Review Summary: The Hot Rock sees Sleater-Kinney branching out into new directions with their music, setting the stage for later, and better albums, as well as acting as a breakout for Carrie Brownstein as a frontwoman.
Sleater-Kinney had a lot to live up to on The Hot Rock. 2 years earlier, the band had delivered Dig Me Out, their post-Riot Grrrl masterpiece on relationships in crisis. The album was beloved by critics, and rightfully so. The songwriting was top notch, the playing aggressive and in your face but the songs accessible enough and even somewhat catchy enough so as not to alienate the listener. Simply put, it's a stone cold classic.
Like many bands trying to follow a classic, Sleater-Kinney took the wise root and tried not to emulate it and most likely fail, but go for something a little different. The Hot Rock offers a much more melodic, gloomy and introspective sound than the band's previous albums. Does it work? For the most part.
One of the best aspects of The Hot Rock is the emergence of guitarist Carrie Brownstein as a significant vocal force, her softer voice being more well suited to these new songs. The End of You has some great vocals by Carrie during its choruses. The Size of Your Love is a genuinely beautiful ballad featuring some violin that Carrie really shines on. Also throw in the title track and Quarter to Three, two other slower songs that feature Carrie, and it proves to be her breakout album; she's the real star here. At the same time, having two confident vocalists allows Sleater-Kinney to open up on tracks like Burn Don't Freeze and One Song For You which feature separate vocal lines sung by Brownstein and lead vocalist Corin Tucker that overlap each other.

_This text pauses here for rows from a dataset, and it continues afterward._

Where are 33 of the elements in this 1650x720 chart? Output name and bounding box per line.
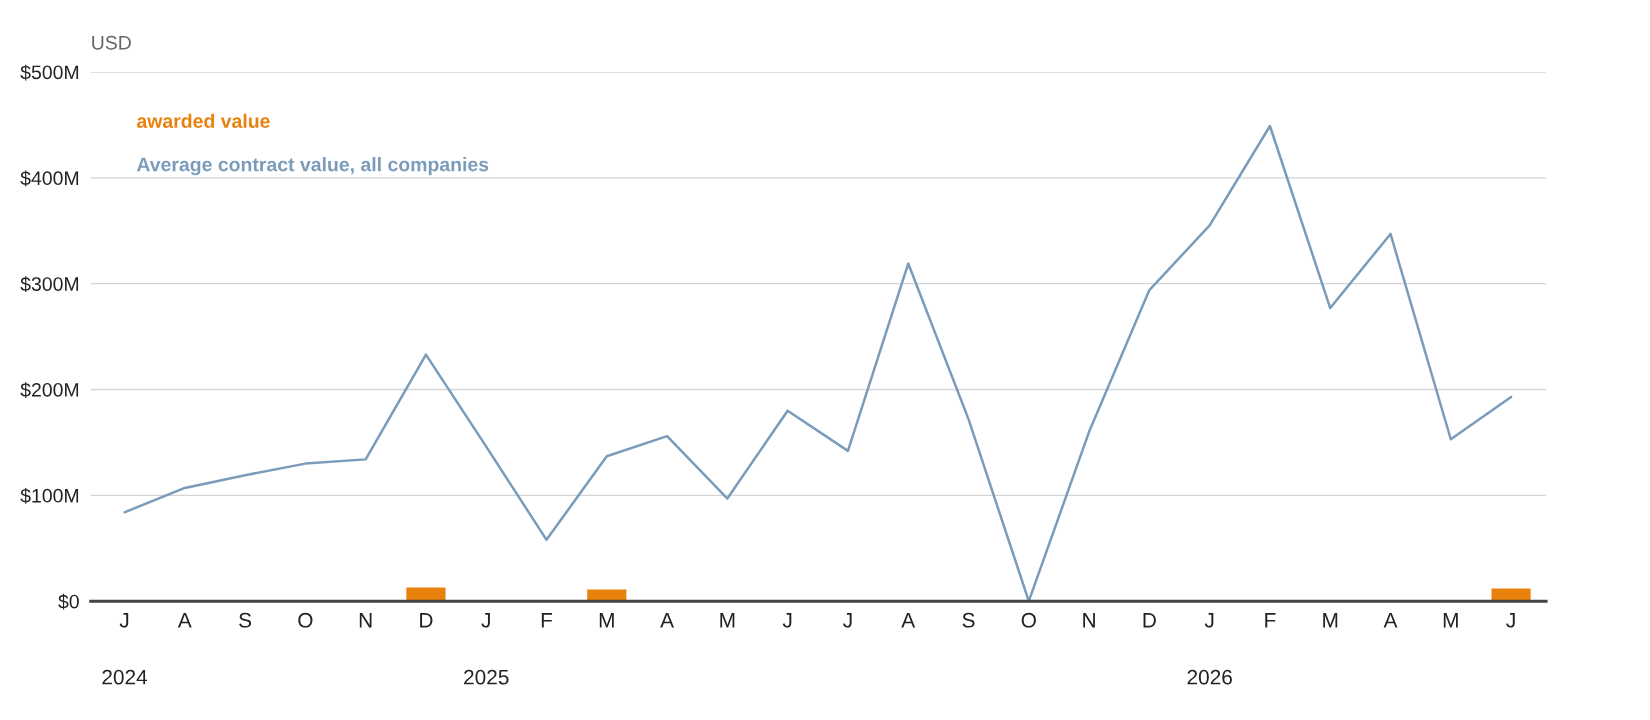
x-tick-label: N [359,613,372,628]
x-tick-label: J [843,613,852,628]
x-tick-label: M [1323,613,1338,628]
x-tick-label: J [1506,613,1515,628]
y-tick-label: $400M [20,170,79,187]
category-label: J 2024 [102,613,148,685]
x-tick-label: M [599,613,614,628]
y-tick-label: $100M [20,488,79,504]
x-tick-label: A [177,613,192,628]
x-tick-label: O [298,612,313,628]
x-tick-label: S [239,612,252,628]
category-label: J 2026 [1187,613,1232,685]
x-tick-label: D [420,613,433,628]
x-tick-label: M [1443,613,1458,628]
y-tick-label: $200M [20,382,79,398]
x-tick-label: A [901,613,916,628]
x-tick-label: M [720,613,735,628]
y-tick-label: $0 [58,593,79,610]
x-tick-label: F [1265,613,1276,628]
x-tick-label: D [1143,613,1156,628]
x-tick-label: N [1083,613,1095,628]
y-tick-label: $500M [20,64,79,81]
text: Average contract value, all companies [136,157,489,176]
x-tick-label: J [782,613,792,628]
x-tick-label: A [1383,613,1398,628]
x-tick-label: O [1021,612,1036,628]
x-tick-label: F [541,613,553,628]
y-tick-label: $300M [20,276,79,293]
x-tick-label: S [962,612,975,628]
y-axis-title: USD [92,35,131,50]
x-tick-label: A [660,613,674,628]
text: awarded value [136,113,270,128]
category-label: J 2025 [464,613,509,685]
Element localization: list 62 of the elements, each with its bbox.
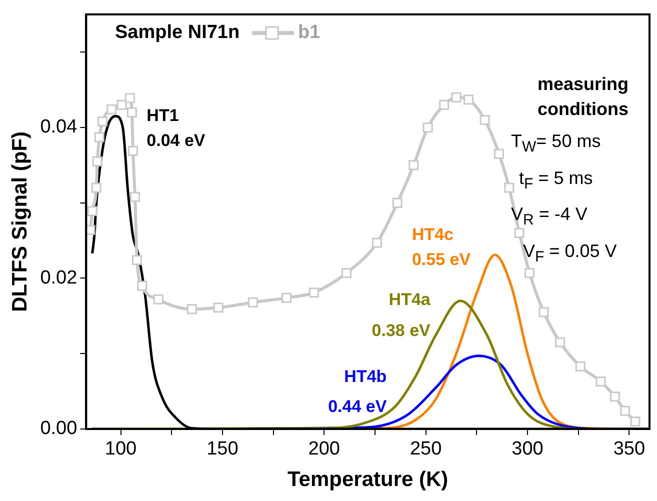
x-tick-label: 350	[613, 438, 646, 460]
y-tick-label: 0.00	[40, 418, 78, 440]
point	[308, 288, 319, 298]
point	[97, 116, 108, 126]
point	[213, 302, 224, 313]
point	[86, 225, 96, 235]
point	[514, 228, 524, 238]
point	[372, 238, 382, 248]
point	[341, 268, 352, 278]
point	[439, 100, 450, 110]
point	[524, 268, 535, 278]
series-label: HT4b 0.44 eV	[328, 366, 388, 416]
point	[480, 114, 490, 125]
x-axis-title: Temperature (K)	[288, 468, 448, 492]
point	[630, 416, 640, 426]
point	[126, 107, 137, 118]
point	[408, 160, 419, 170]
point	[124, 93, 135, 104]
point	[464, 94, 474, 105]
point	[555, 337, 566, 348]
point	[106, 104, 117, 114]
point	[92, 156, 102, 166]
annotation: t$_{F}$ = 5 ms	[518, 166, 594, 194]
point	[91, 182, 102, 193]
point	[282, 292, 292, 303]
annotation: measuring conditions	[536, 73, 630, 121]
point	[186, 304, 197, 314]
point	[94, 132, 104, 142]
x-tick-label: 150	[206, 438, 238, 460]
point	[596, 376, 606, 386]
x-tick-label: 250	[410, 438, 442, 460]
series-label: HT4a 0.38 eV	[372, 290, 432, 340]
point	[130, 192, 140, 202]
point	[116, 100, 127, 110]
point	[538, 307, 549, 318]
series-label: HT4c 0.55 eV	[412, 224, 472, 269]
chart-title: Sample NI71n	[115, 22, 240, 44]
annotation: T$_{W}$= 50 ms	[510, 130, 602, 158]
x-tick-label: 200	[308, 438, 340, 460]
x-tick-label: 100	[104, 438, 137, 460]
point	[128, 146, 138, 156]
legend-label: b1	[298, 22, 320, 44]
point	[422, 122, 433, 132]
point	[494, 148, 504, 159]
point	[620, 406, 630, 416]
point	[451, 92, 462, 102]
x-tick-label: 300	[512, 438, 544, 460]
y-tick-label: 0.04	[40, 116, 78, 138]
y-tick-label: 0.02	[40, 267, 78, 288]
point	[153, 294, 164, 304]
point	[248, 297, 258, 308]
point	[132, 255, 142, 266]
point	[504, 182, 514, 193]
y-axis-title: DLTFS Signal (pF)	[8, 131, 32, 312]
annotation: V$_{F}$ = 0.05 V	[522, 240, 618, 268]
annotation: V$_{R}$ = -4 V	[510, 203, 588, 231]
point	[392, 198, 402, 208]
series-label: HT1 0.04 eV	[146, 106, 206, 150]
point	[137, 280, 148, 291]
point	[87, 206, 98, 216]
point	[575, 361, 586, 372]
point	[610, 392, 620, 402]
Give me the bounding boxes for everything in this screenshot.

Instrumentation on a whole is more experimental as well. Along with the aforementioned violin, The Hot Rock also features a nicely placed Glockenspiel on Living In Exile among other things. The band calm down their playing, focusing more on melodic lines than power chords to suit the less aggressive songs. It's not their strongest work and I don't think as a band they really peaked until The Woods, their second masterpiece, where every instrumental break is monstrous and momentous, but The Hot Rock is a step in the right direction.
Don't Talk The Line is one track that even ventures into an Indie-ish sort of sound featuring some lo-fi guitar strumming and some more beautiful crooning from Carrie over a Frampton-ish, rotating speaker-infused lead guitar, setting up one of the many classic rock sounds that would begin to make their way into their work before peaking on The Woods. It's different for sure, but probably my favourite song on the album.
So is The Hot Rock all soft and mellow? Not at all. Tracks like Living In Exile, Start Together and End of You all offer some frantic, dissonant and noisy guitar freak outs and those same old love-em-or-hate-em Corin Tucker wails. The balance between these tracks and the new ones is really what makes The Hot Rock a great album though. On their own, the songs aren't quite as memorable as those on other Sleater-Kinney albums, 2 or 3 aside, but as a whole every song works nicely together, making The Hot Rock an album that's really better heard as a whole. So, all in all, it's not really Sleater-Kinney's best work, but it's a damn fine album either way and an important work in their oeuvre. It's a must for fans, but for outsiders I would point to either Dig Me Out or The Woods as your gateway Sleater-Kinney album.